Monday, April 4, 2011

My Friend Shane.


I want to brag about my friend Shane Hughes.  Shane was my campus minister all through my time in Arkansas, even the times when I wasn’t attending his school.  He’s one of the people who pushed me to come intern at Impact, and is part of the reason we have so many interns from Arkansas.  He was also one of the people who encouraged me to pursue ministry after I finished school.  Last week, he brought his campus ministry group for the second time to come work with us at Impact.  
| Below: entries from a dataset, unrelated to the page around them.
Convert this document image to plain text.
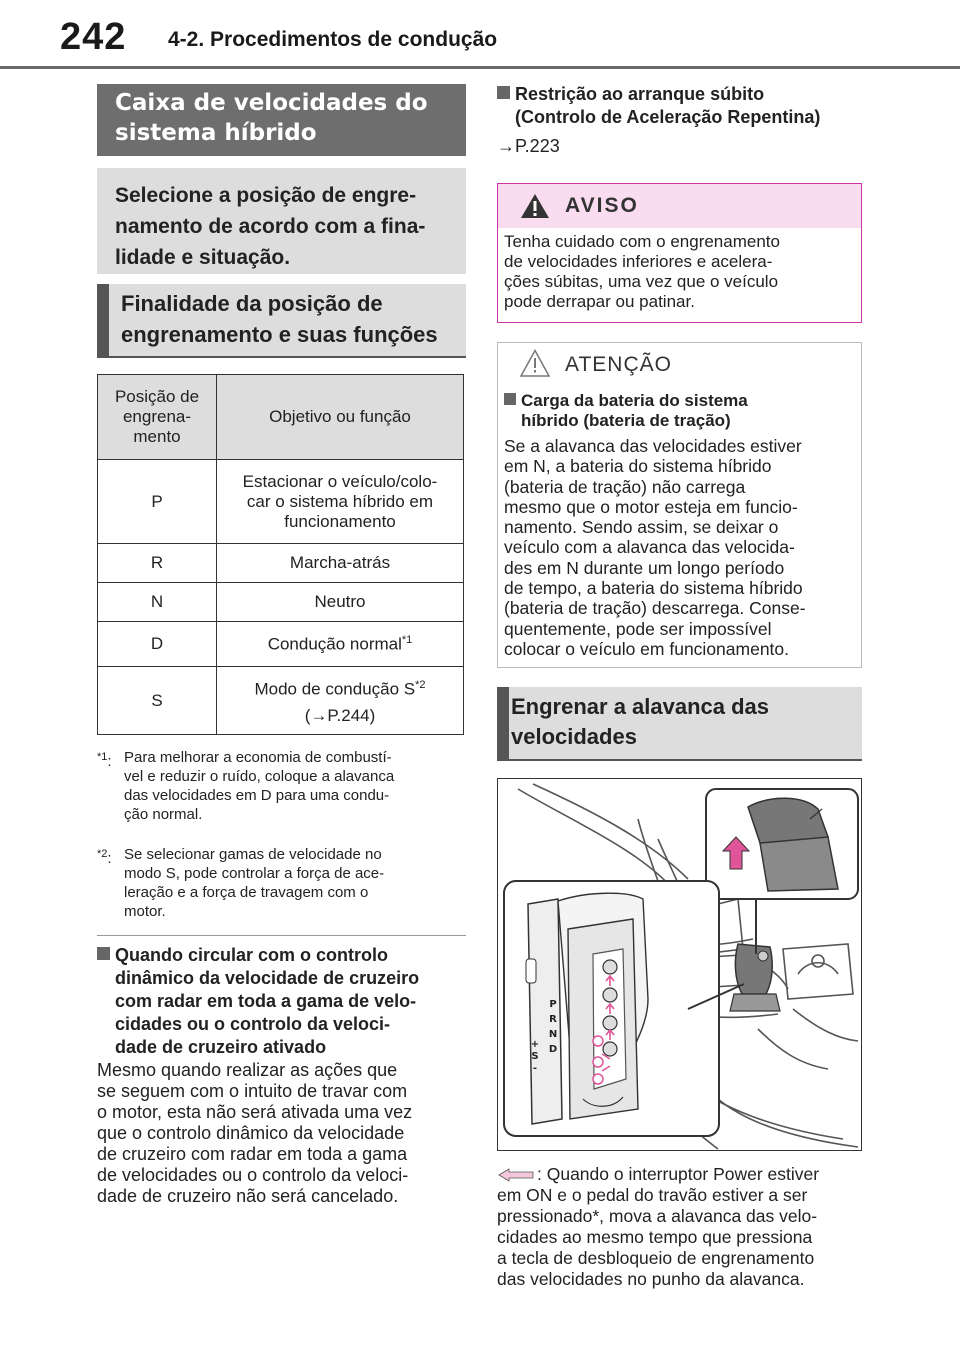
242 4-2. Procedimentos de condução
Caixa de velocidades do
sistema híbrido
Selecione a posição de engre-
namento de acordo com a fina-
lidade e situação.
Finalidade da posição de
engrenamento e suas funções
Posição de
engrena-
mento	Objetivo ou função
P	Estacionar o veículo/colo-
car o sistema híbrido em
funcionamento

R	Marcha-atrás
N	Neutro
D	Condução normal$^{*1}$
S	Modo de condução $S^{*2}$
(→P.244)
$^{*1}$: Para melhorar a economia de combustí-
vel e reduzir o ruído, coloque a alavanca
das velocidades em D para uma condu-
ção normal.
$^{*2}$: Se selecionar gamas de velocidade no
modo S, pode controlar a força de ace-
leração e a força de travagem com o
motor.
Quando circular com o controlo
dinâmico da velocidade de cruzeiro
com radar em toda a gama de velo-
cidades ou o controlo da veloci-
dade de cruzeiro ativado
Mesmo quando realizar as ações que
se seguem com o intuito de travar com
o motor, esta não será ativada uma vez
que o controlo dinâmico da velocidade
de cruzeiro com radar em toda a gama
de velocidades ou o controlo da veloci-
dade de cruzeiro não será cancelado.
Restrição ao arranque súbito
(Controlo de Aceleração Repentina)
→P.223
AVISO
Tenha cuidado com o engrenamento
de velocidades inferiores e acelera-
ções súbitas, uma vez que o veículo
pode derrapar ou patinar.
ATENÇÃO
Carga da bateria do sistema
híbrido (bateria de tração)
Se a alavanca das velocidades estiver
em N, a bateria do sistema híbrido
(bateria de tração) não carrega
mesmo que o motor esteja em funcio-
namento. Sendo assim, se deixar o
veículo com a alavanca das velocida-
des em N durante um longo período
de tempo, a bateria do sistema híbrido
(bateria de tração) descarrega. Conse-
quentemente, pode ser impossível
colocar o veículo em funcionamento.
Engrenar a alavanca das
velocidades
P
R
N
D
+
S
-
: Quando o interruptor Power estiver
em ON e o pedal do travão estiver a ser
pressionado*, mova a alavanca das velo-
cidades ao mesmo tempo que pressiona
a tecla de desbloqueio de engrenamento
das velocidades no punho da alavanca.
            While they were here, I witnessed something cool that was happening while they worked.  They were hard at work painting Claudia Aleman’s house.  I realized quickly that Shane was going to get a lot out of this experience.  You see thirteen years ago or so, Shane came to intern with middle school group at Impact, and in that middle school group was a young girl named Claudia Aleman.  I can’t tell you a lot about what happened that summer.  Today though, I see him scraping and painting her house, and being a servant.  I think it’s awesome that Shane has had such a wonderful commitment to the work that we do here at Impact.  Someday, I hope that almost fifteen years I can still be involved in my kids’ lives, whether I’m here still at Impact or elsewhere.  Whether I’m seeing them and their kids every Sunday morning at church or whether I’m bringing a group once a year, I pray that I am still making a difference in their lives.